此 REGEX 验证遵守此格式 MONTH YEAR (MONTH YEAR | PRESENT) 的日期范围

import re
# just for complexity adding to valid range in first line
text = """
February 2016 - March 2019 February 2017 - March 2019
September 2015 to August 2019
April 2015 to present
September 2018 - present
George Mason University august 2019
Stratusburg university February 2018
Some text and month followed by year
"""
# writing the REGEX in one line will make it very UGLY 
MONTHS_RE = ['Jan(?:uary)?', 'Feb(?:ruary)', 'Mar(?:ch)', 'Apr(?:il)?', 'May', 'Jun(?:e)?', 'Aug(?:ust)?', 'Sep(?:tember)?',
             '(?:Nov|Dec)(?:ember)?']
# to match MONTH NAME and capture it (Jan(?:uary)?|Feb(?:ruary)...|(?:Nov|Dec)(?:ember)?)
RE_MONTH = '({})'.format('|'.join(MONTHS_RE))
# THIS MATCHE  MONTH FOLLOWED BY YEAR{2 or 4} I will use two times in Final REGEXP
RE_DATE = '{RE_MONTH}(?:[\s]+)(\d{{2,4}})'.format(RE_MONTH=RE_MONTH)
# FINAL REGEX
RE_VALID_RANGE = re.compile('{RE_DATE}.+?(?:{RE_DATE}|(present))'.format(RE_DATE=RE_DATE), flags=re.IGNORECASE)

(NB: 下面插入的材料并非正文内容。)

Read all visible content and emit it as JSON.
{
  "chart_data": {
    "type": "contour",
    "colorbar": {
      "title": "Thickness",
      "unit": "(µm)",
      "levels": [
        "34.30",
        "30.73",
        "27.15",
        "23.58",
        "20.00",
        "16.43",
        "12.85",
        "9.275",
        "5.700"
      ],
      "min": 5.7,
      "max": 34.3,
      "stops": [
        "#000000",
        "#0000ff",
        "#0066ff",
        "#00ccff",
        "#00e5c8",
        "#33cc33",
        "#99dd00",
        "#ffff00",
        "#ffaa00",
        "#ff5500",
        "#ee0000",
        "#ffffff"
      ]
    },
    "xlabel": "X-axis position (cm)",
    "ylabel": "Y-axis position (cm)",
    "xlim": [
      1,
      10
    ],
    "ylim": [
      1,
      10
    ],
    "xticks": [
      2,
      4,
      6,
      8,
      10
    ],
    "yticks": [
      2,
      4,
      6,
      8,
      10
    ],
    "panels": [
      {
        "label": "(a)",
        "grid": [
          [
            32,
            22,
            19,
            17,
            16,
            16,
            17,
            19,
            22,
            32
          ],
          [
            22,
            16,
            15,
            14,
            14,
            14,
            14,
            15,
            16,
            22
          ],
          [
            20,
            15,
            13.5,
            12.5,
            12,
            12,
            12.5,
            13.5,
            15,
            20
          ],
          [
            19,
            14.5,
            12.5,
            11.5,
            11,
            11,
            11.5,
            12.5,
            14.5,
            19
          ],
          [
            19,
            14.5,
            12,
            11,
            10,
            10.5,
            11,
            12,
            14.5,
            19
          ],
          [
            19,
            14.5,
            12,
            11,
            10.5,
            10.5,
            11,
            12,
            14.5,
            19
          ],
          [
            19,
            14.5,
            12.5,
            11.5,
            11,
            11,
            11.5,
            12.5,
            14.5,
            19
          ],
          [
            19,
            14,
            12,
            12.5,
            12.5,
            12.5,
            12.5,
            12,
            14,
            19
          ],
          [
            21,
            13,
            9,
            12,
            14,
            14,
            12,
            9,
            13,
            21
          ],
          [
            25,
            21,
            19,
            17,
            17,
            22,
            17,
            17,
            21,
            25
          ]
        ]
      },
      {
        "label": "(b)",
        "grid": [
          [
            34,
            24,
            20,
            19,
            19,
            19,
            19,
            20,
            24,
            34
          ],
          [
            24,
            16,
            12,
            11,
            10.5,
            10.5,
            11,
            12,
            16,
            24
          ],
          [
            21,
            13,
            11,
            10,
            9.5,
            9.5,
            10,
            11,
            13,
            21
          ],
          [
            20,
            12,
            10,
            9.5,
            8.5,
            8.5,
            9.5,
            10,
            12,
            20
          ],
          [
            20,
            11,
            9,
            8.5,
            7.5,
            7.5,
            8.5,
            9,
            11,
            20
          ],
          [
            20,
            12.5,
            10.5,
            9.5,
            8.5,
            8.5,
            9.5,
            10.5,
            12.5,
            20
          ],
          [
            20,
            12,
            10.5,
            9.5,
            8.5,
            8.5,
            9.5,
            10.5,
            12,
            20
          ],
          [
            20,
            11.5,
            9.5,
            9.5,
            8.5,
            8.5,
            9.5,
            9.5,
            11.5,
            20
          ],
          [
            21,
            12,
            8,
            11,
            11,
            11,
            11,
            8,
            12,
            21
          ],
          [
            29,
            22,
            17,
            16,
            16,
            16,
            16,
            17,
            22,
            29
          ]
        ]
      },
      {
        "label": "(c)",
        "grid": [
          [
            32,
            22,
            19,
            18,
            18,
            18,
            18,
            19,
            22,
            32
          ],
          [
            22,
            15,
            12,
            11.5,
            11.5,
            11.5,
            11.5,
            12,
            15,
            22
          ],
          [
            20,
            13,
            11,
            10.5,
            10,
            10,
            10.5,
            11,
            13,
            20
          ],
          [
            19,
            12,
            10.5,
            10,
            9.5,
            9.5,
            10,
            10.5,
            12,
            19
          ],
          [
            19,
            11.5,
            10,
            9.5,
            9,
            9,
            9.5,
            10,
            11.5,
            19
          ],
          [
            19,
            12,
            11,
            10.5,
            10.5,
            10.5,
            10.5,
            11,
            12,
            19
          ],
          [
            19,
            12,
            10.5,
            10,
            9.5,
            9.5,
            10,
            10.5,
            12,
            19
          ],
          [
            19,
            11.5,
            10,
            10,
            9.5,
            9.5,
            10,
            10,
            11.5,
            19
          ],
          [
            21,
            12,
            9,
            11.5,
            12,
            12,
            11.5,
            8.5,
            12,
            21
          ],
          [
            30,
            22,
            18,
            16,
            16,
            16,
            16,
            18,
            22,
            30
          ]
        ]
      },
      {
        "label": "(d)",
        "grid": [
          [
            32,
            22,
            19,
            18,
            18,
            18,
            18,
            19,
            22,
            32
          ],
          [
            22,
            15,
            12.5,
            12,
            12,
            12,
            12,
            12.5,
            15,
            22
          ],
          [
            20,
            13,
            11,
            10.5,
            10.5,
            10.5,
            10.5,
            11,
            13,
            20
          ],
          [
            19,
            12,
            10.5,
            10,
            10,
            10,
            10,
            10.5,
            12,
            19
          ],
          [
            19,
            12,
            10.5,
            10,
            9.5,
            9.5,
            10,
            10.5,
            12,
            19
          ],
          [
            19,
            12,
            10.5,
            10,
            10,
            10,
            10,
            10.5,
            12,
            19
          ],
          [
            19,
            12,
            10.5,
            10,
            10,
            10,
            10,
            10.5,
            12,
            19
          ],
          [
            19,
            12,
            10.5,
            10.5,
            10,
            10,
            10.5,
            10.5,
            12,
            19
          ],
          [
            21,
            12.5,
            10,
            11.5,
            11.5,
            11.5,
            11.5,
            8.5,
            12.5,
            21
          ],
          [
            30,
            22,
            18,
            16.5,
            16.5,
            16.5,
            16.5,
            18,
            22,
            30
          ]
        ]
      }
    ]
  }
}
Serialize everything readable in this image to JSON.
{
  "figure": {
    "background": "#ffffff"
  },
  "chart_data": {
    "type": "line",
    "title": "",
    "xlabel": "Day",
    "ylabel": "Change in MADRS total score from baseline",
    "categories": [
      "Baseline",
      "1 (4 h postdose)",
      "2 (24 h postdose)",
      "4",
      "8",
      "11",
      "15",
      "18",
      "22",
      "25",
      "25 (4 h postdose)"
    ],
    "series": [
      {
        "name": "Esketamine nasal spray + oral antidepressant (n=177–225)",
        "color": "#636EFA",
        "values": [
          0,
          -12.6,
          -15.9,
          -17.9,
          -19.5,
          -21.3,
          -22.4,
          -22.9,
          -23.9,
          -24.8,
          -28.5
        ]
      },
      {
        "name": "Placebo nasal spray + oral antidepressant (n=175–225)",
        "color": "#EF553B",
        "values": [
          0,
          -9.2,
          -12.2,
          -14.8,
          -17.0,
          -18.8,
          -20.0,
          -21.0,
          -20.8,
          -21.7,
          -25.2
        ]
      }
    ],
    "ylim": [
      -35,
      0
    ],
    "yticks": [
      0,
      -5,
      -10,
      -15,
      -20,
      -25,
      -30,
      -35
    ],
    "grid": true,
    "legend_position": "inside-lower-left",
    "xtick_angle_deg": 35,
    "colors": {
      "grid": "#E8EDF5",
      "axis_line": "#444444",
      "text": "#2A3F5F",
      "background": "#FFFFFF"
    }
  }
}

# if you want to extract both valid an invalide
valid_ranges = []
invalid_ranges = []
for line in text.split('\n'):
    if line:
        groups = re.findall(RE_VALID_RANGE, line)
        if groups:
            # If you want to do something with range
            # all valid ranges are here my be 1 or 2 depends on the number of valid range in one line
            # every group have 4 elements because there is 4 capturing group
            # if M2,Y2 are not empty present is empty or the inverse only one of them is there (because of (?:{RE_DATE}|(present)) )
            M1, Y1, M2, Y2, present = groups[0]  # here use loop if you want to verify the values even more
            valid_ranges.append(line)
        else:
            invalid_ranges.append(line)

print('VALID: ', valid_ranges)
print('INVALID:', invalid_ranges)


# this yields only valid ranges if there is 2 in one line will yield two valid ranges
# if you are dealing with lines this is not what you want
valid_ranges = []
for match in re.finditer(RE_VALID_RANGE, text):
    # if you want to check the ranges
    M1, Y1, M2, Y2, present = match.groups()
    valid_ranges.append(match.group(0))  # the text is returned here
print('VALID USING <finditer>: ',  valid_ranges)

输出:

VALID:  ['February 2016 - March 2019 February 2017 - March 2019', 'September 2015 to August 2019', 'April 2015 to present', 'September 2018 - present']
INVALID: ['George Mason University august 2019', 'Stratusburg university February 2018', 'Some text and month followed by year']
VALID USING <finditer>:  ['February 2016 - March 2019', 'February 2017 - March 2019', 'September 2015 to August 2019', 'April 2015 to present', 'September 2018 - present']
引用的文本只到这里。